1. Establish clear therapeutic objectives before selecting drugs. Many respiratory "recipes" are irrational and combine such things as expectorants (which increase secretions) and alpha adrenergic drugs (which decrease secretions).
2. Expectorants are a logical part of therapy for a variety of respiratory tract conditions. However, efficacy in a clinical setting has never been proven.
3. Cough suppressants are largely derived from opiate and opiate-like drugs. They range from dextromethophan (low potency, no addiction potential) to codeine (a high potency schedule III narcotic).

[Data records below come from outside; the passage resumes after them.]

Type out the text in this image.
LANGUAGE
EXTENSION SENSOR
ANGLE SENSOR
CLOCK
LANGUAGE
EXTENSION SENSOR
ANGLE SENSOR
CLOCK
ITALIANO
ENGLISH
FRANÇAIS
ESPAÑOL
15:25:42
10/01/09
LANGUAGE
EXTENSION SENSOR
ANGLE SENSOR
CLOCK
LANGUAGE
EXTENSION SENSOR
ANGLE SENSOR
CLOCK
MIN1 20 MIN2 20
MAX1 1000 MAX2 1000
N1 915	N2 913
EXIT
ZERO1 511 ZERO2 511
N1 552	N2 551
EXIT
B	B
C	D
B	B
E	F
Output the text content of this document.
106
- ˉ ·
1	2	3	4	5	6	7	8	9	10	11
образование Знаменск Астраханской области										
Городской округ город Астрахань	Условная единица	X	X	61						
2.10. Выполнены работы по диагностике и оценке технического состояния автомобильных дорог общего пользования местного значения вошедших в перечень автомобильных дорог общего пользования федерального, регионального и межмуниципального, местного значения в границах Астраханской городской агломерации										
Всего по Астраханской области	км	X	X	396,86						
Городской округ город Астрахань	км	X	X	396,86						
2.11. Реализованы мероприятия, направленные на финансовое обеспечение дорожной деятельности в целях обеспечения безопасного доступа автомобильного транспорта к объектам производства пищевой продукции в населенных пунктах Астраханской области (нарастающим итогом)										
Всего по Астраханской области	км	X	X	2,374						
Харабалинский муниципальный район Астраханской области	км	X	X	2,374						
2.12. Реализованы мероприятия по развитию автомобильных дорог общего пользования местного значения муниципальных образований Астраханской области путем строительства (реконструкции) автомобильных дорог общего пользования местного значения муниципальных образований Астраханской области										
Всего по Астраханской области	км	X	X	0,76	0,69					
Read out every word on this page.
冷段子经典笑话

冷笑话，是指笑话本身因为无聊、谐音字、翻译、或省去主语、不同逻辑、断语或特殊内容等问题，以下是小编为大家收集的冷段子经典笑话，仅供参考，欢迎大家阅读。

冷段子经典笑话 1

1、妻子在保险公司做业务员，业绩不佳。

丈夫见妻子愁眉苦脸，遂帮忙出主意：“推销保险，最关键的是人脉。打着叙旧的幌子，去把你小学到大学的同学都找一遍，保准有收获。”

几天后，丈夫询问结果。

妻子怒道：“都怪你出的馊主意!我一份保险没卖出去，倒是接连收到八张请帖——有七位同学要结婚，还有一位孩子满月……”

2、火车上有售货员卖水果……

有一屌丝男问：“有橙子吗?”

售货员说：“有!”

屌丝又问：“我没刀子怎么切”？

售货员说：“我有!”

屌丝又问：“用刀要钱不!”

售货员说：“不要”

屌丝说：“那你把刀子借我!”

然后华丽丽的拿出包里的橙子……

4. Airway resistance can be modified in two major ways:
   
   
   1. Decongestants - drugs which reduce mucosal blood flow and dry secretions.
      
   2. Bronchodilators - drugs which relax smooth muscle of the lower airways.
      
5. Bonchodilators are further divided into three groups: xanthine bronchodilators, β-2 agonists, anticholinergics.
6. Major advances in pulmonary therapy in human beings included the development of "topical" bronchodilators. There is no reason to think that these would not work in veterinary patients but they are difficult to use. (Some require "training" of human patients in order to provide maximum efficacy).